イランでは18日、任期4年の大統領選挙が行われる。ロウハニ現大統領は2013年の大統領選挙で当選、17年の大統領選で再選された。大統領の任期は2期まで。イラン憲法では国家の指導者は最高指導者と大統領の2人が明記され、1989年に専門家会議で選出され就任した最高指導者のハメネイが国政全般にわたる決定権を持ち、政府、司法府、議会、軍などの上に立つ。大統領は最高指導者に次ぐ国家の権限をもつ。憲法上は両者が元首としての権能を分有することになっている。実際には、政府の行政は大統領が運営し、最高指導者はイスラム教や、国家運営の基本にかかわる問題などで指導力を示している。
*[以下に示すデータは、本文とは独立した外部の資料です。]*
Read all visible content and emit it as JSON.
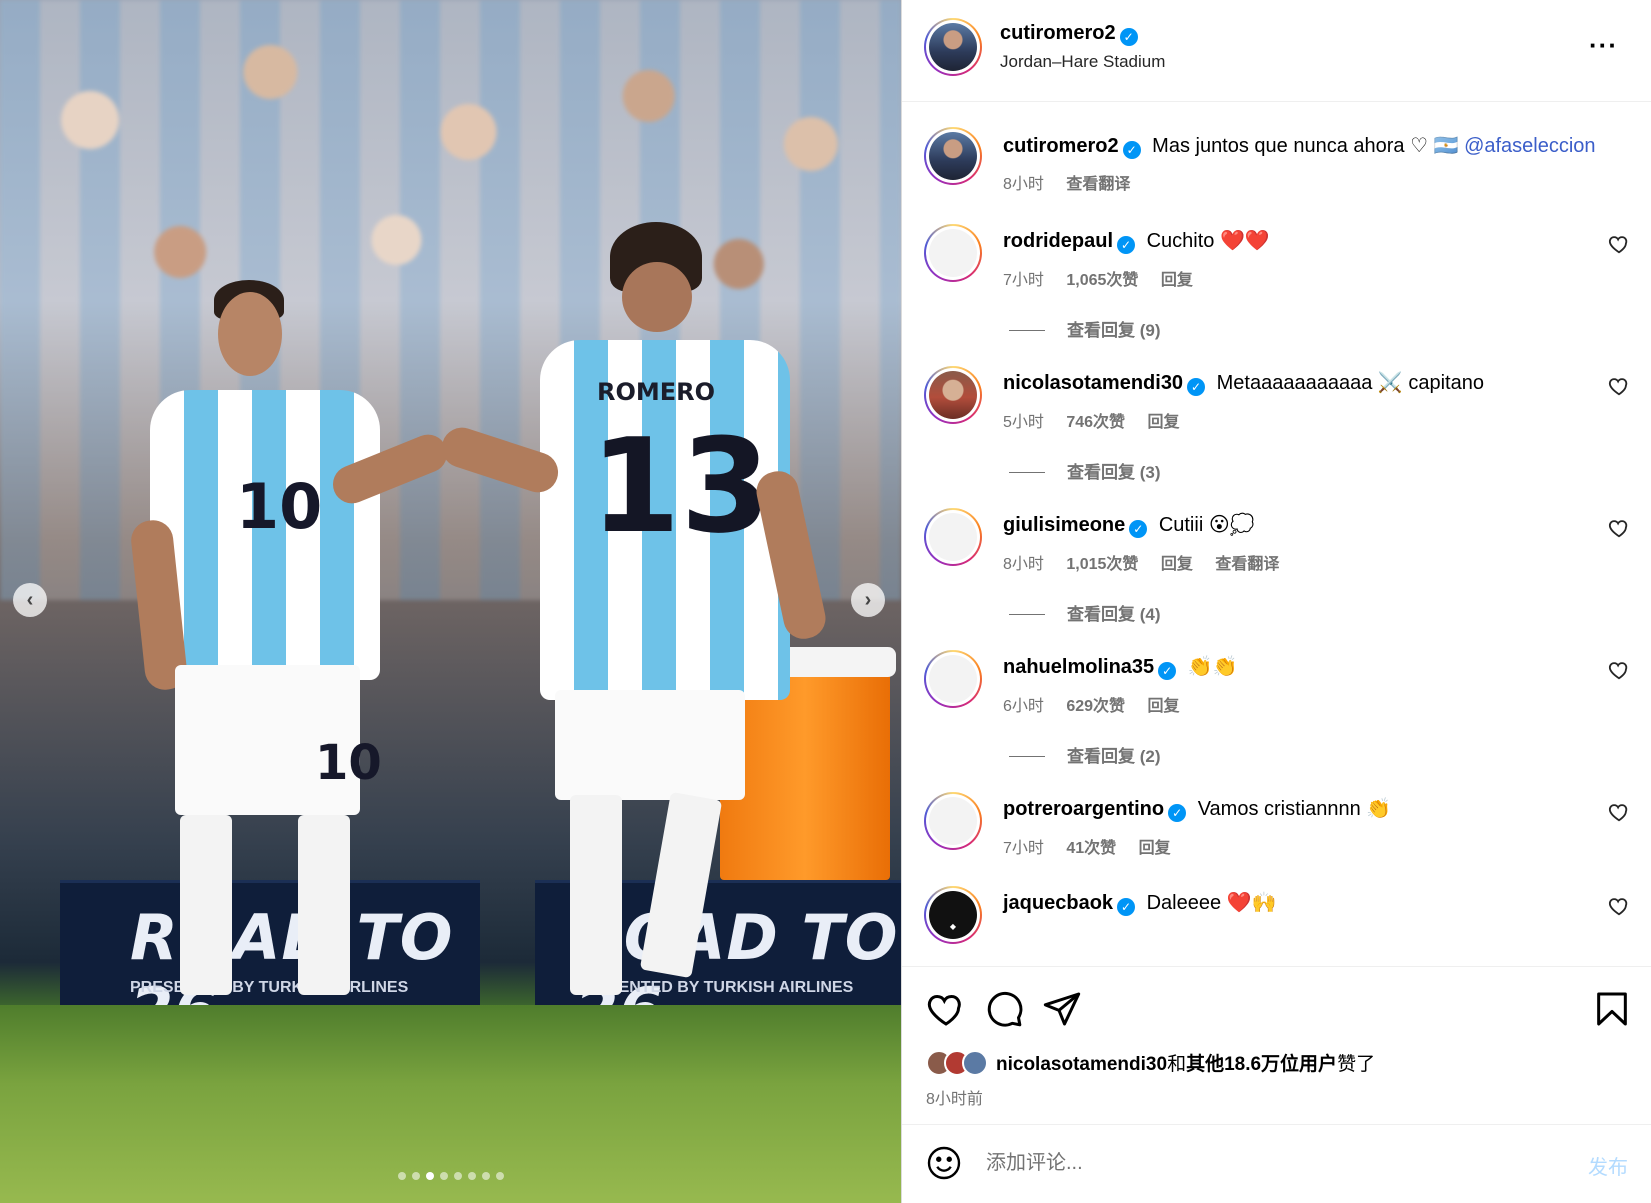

今回の大統領選挙では、穏健派と評価が高いロウハニ大統領が退任、大統領選の候補では選考委員会が候補者として人選した7人のうち、強固な保守派のイブラヒム・ライシ司法長官が当選確実とみられている。米トランプ政権下、米国による制裁、爆撃、イスラエルによるテロで国民の反米感情が大きく強まり、そのリーダー役のライシ長官の支持が広がったに違いない。
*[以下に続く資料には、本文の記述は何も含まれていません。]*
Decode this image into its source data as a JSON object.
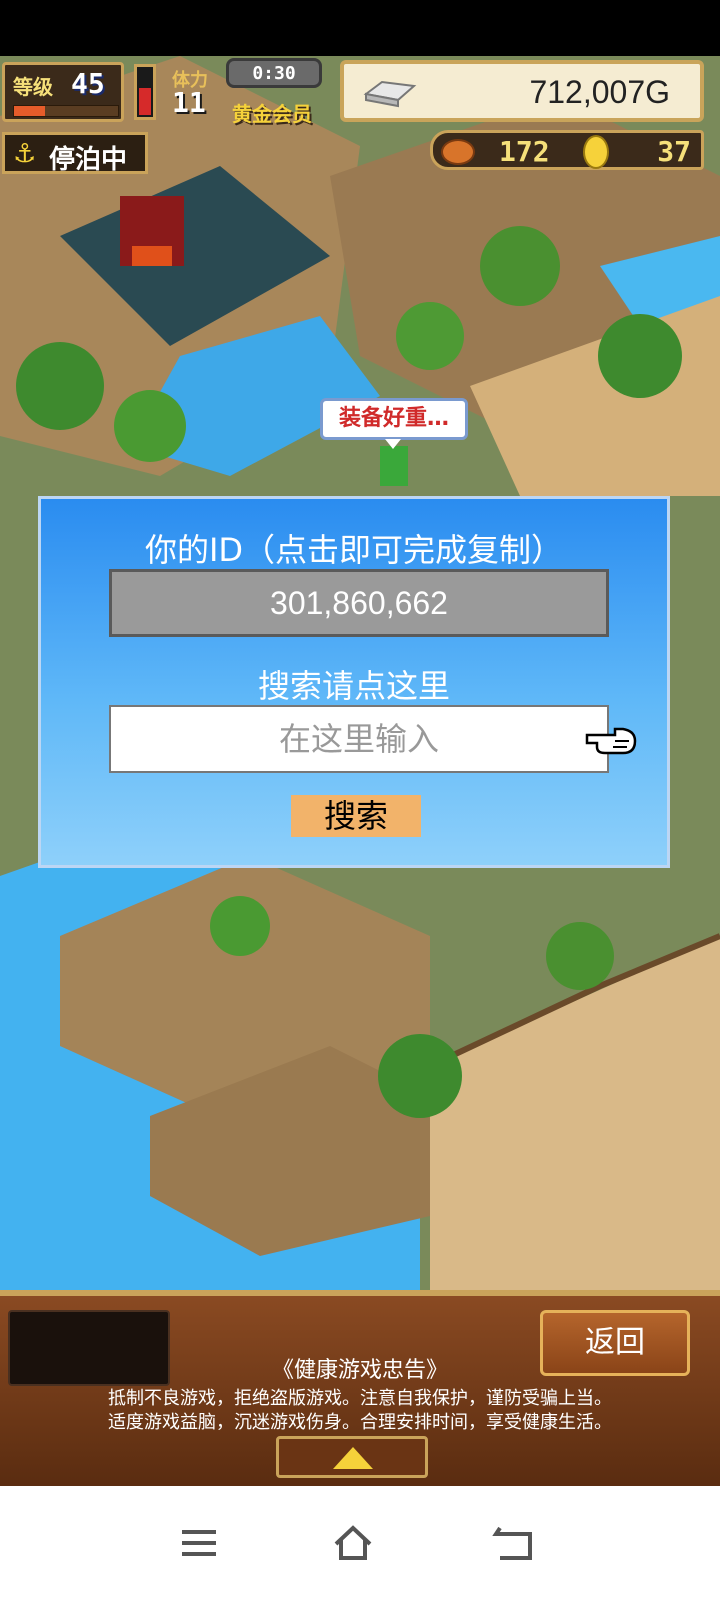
{
  "hud": {
    "level_label": "等级",
    "level_value": "45",
    "level_progress": 0.3,
    "stamina_label": "体力",
    "stamina_value": "11",
    "stamina_fill": 0.55,
    "timer": "0:30",
    "membership": "黄金会员",
    "money": "712,007G",
    "status": "停泊中",
    "food_count": "172",
    "medal_count": "37"
  },
  "speech_bubble": "装备好重…",
  "dialog": {
    "title": "你的ID（点击即可完成复制）",
    "user_id": "301,860,662",
    "search_caption": "搜索请点这里",
    "search_placeholder": "在这里输入",
    "search_button": "搜索"
  },
  "bottom": {
    "back_button": "返回",
    "health_title": "《健康游戏忠告》",
    "health_line1": "抵制不良游戏，拒绝盗版游戏。注意自我保护，谨防受骗上当。",
    "health_line2": "适度游戏益脑，沉迷游戏伤身。合理安排时间，享受健康生活。"
  },
  "colors": {
    "dialog_top": "#2a8cf0",
    "dialog_bottom": "#8ed0fa",
    "search_button": "#f2b36a",
    "money_panel": "#f5ecd2"
  },
  "icons": [
    "anchor-icon",
    "silver-bar-icon",
    "roast-meat-icon",
    "medal-icon",
    "pointing-hand-icon",
    "menu-icon",
    "home-icon",
    "back-icon"
  ]
}
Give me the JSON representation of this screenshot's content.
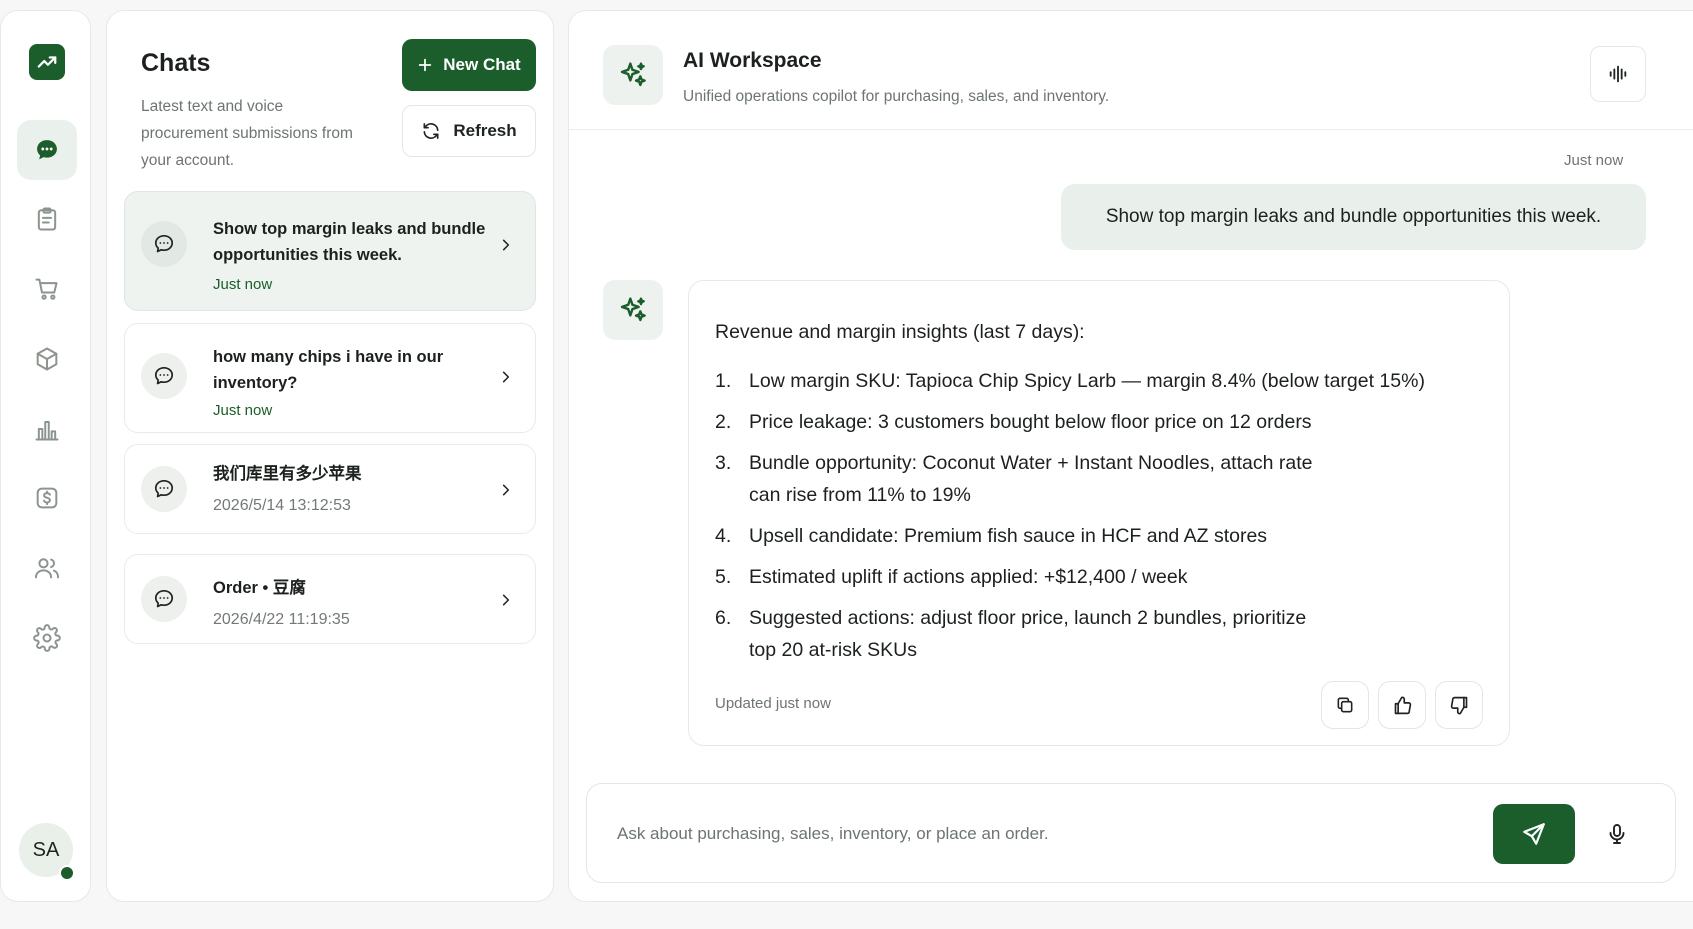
{
  "colors": {
    "accent": "#1b5e2c",
    "accent_soft": "#eaf1ec",
    "muted_text": "#6d756f"
  },
  "rail": {
    "logo_icon": "trending-up-icon",
    "items": [
      {
        "name": "chat",
        "icon": "chat-bubble-icon",
        "active": true
      },
      {
        "name": "orders",
        "icon": "clipboard-icon",
        "active": false
      },
      {
        "name": "purchasing",
        "icon": "cart-icon",
        "active": false
      },
      {
        "name": "inventory",
        "icon": "box-icon",
        "active": false
      },
      {
        "name": "analytics",
        "icon": "bar-chart-icon",
        "active": false
      },
      {
        "name": "finance",
        "icon": "dollar-icon",
        "active": false
      },
      {
        "name": "customers",
        "icon": "users-icon",
        "active": false
      },
      {
        "name": "settings",
        "icon": "gear-icon",
        "active": false
      }
    ],
    "avatar_initials": "SA"
  },
  "chats": {
    "title": "Chats",
    "subtitle": "Latest text and voice procurement submissions from your account.",
    "new_chat_label": "New Chat",
    "refresh_label": "Refresh",
    "items": [
      {
        "title": "Show top margin leaks and bundle opportunities this week.",
        "time": "Just now",
        "active": true
      },
      {
        "title": "how many chips i have in our inventory?",
        "time": "Just now",
        "active": false
      },
      {
        "title": "我们库里有多少苹果",
        "time": "2026/5/14 13:12:53",
        "active": false
      },
      {
        "title": "Order • 豆腐",
        "time": "2026/4/22 11:19:35",
        "active": false
      }
    ]
  },
  "workspace": {
    "title": "AI Workspace",
    "subtitle": "Unified operations copilot for purchasing, sales, and inventory.",
    "messages": {
      "user_time": "Just now",
      "user_text": "Show top margin leaks and bundle opportunities this week.",
      "ai_intro": "Revenue and margin insights (last 7 days):",
      "ai_items": [
        {
          "num": "1.",
          "text": "Low margin SKU: Tapioca Chip Spicy Larb — margin 8.4% (below target 15%)"
        },
        {
          "num": "2.",
          "text": "Price leakage: 3 customers bought below floor price on 12 orders"
        },
        {
          "num": "3.",
          "text": "Bundle opportunity: Coconut Water + Instant Noodles, attach rate can rise from 11% to 19%"
        },
        {
          "num": "4.",
          "text": "Upsell candidate: Premium fish sauce in HCF and AZ stores"
        },
        {
          "num": "5.",
          "text": "Estimated uplift if actions applied: +$12,400 / week"
        },
        {
          "num": "6.",
          "text": "Suggested actions: adjust floor price, launch 2 bundles, prioritize top 20 at-risk SKUs"
        }
      ],
      "ai_updated": "Updated just now"
    },
    "composer": {
      "placeholder": "Ask about purchasing, sales, inventory, or place an order.",
      "value": ""
    }
  }
}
新発足のバイデン政権は、トランプ前米政権が一方的に脱退し、機能不全になったイラン核合意を復活しようとしてきた。しかし、その努力は、相手側イランで反米強硬派が18日の選挙で大統領となれば、イランとの交渉が潰れてしまう可能性が高い。
イラン核合意は2015年7月、イランの核開発の平和利用と国際協力を定めた米、英、フランス、ドイツ、ロシア、中国が結んだ国際合意。同年10月に発効、「合意」に基づきウイーンに本部がある国際原子力機関(IAEA)は16年1月、イランがウラン濃縮の停止をはじめ「合意」の実行をしていることを確認。以後もIAEAは査察で、「合意」の実行を、同様に確認してきた。しかし、トランプ政権はイランに強い敵意を抱くイスラエルの要請にこたえるためもあり、2018年5月、イランとの合意から一方的に脱退した。
イランはこれに対抗して、同年中に「合意」で認められているウラン濃縮度上限3.67%を超えて約4.5%にしたと発表。21年1月には、原子力庁がウラン濃縮度を20%に引き上げたと発表。こうしてイランは15年の「合意」を無視するようになった。
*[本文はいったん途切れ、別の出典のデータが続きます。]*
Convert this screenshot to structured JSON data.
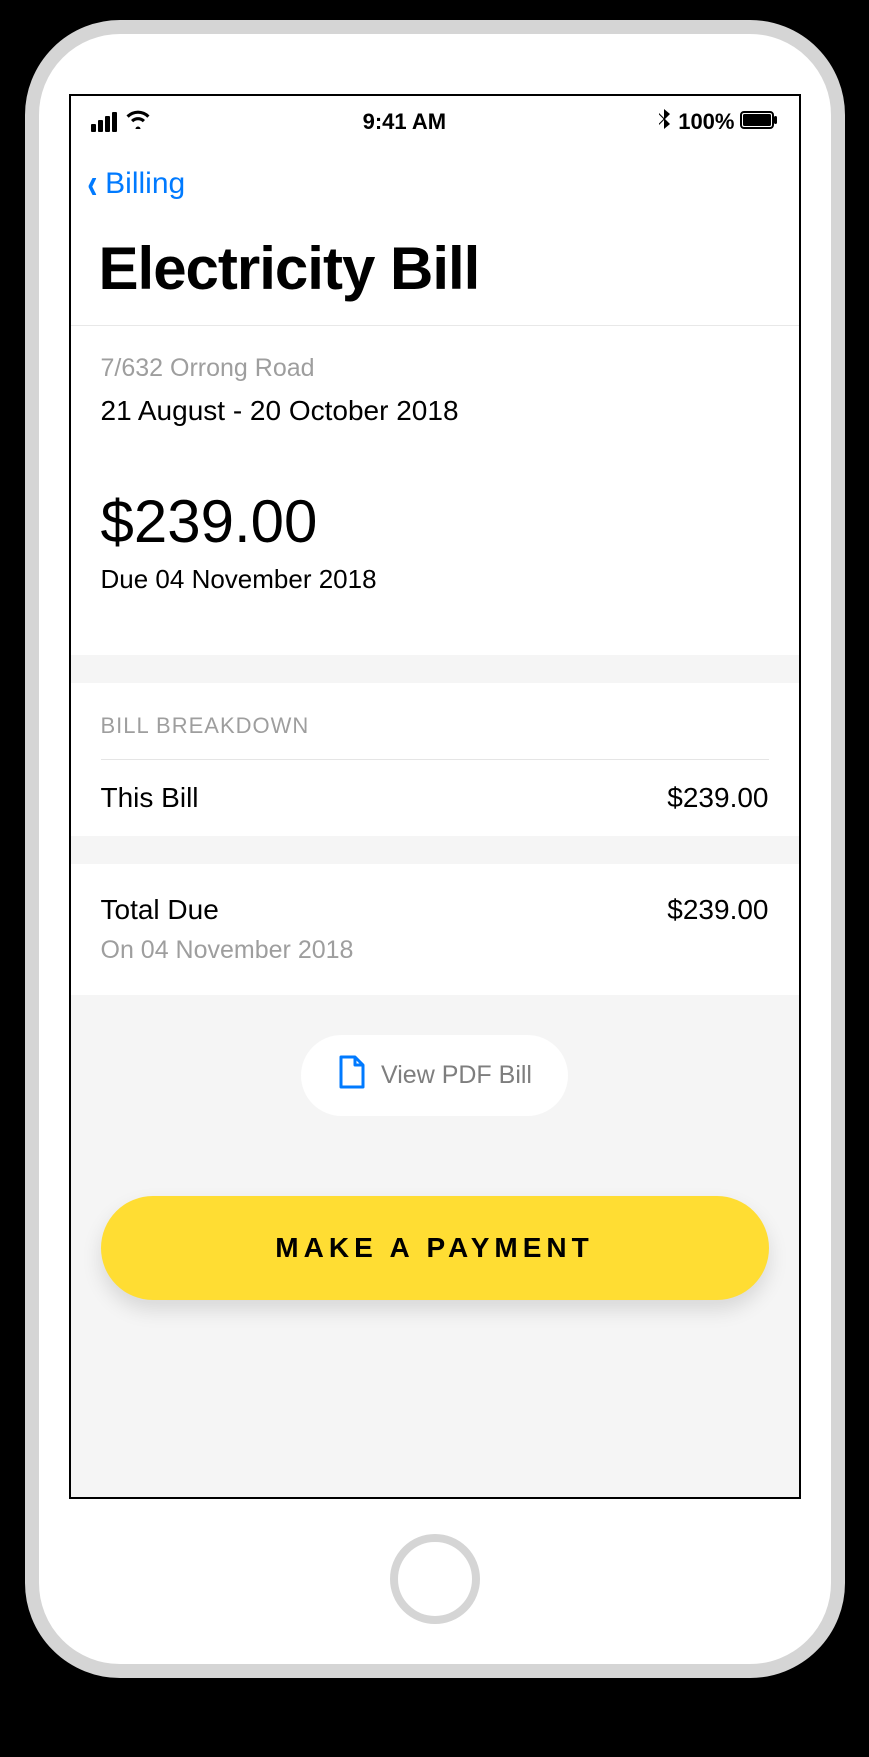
{
  "statusBar": {
    "time": "9:41 AM",
    "battery": "100%"
  },
  "nav": {
    "backLabel": "Billing"
  },
  "page": {
    "title": "Electricity Bill"
  },
  "summary": {
    "address": "7/632 Orrong Road",
    "dateRange": "21 August - 20 October 2018",
    "amount": "$239.00",
    "dueDate": "Due 04 November 2018"
  },
  "breakdown": {
    "header": "BILL BREAKDOWN",
    "items": [
      {
        "label": "This Bill",
        "value": "$239.00"
      }
    ]
  },
  "total": {
    "label": "Total Due",
    "value": "$239.00",
    "date": "On 04 November 2018"
  },
  "actions": {
    "viewPdf": "View PDF Bill",
    "makePayment": "MAKE A PAYMENT"
  }
}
その1月に発足した米バイデン政権は、イラン核合意への復帰を表明。国際原子力機関(IAEA)本部の所在地ウイーンで、IAEA幹部の立ち合いのもとで、2015年7月の合意の復活交渉をイランと再開した。これまでのところ、イランが15年の状態への完全復帰に、すぐ応じる状態ではなく、いくつかの条件を提起しているようだ。
しかもイラン側では、大統領選挙が18日に迫っている。そのため米国とIAEAは、イランとの交渉を18日以前に合意に達することを強く願っている。イラン側が、強硬な新政権に代われば、より、合意は難しくなる。このため先週末からウイーンで始まっている、双方のチームとIAEAの行きつ戻りつの交渉で、イランと米国、IAEAがどのような合意に達することができるか、世界が注目している。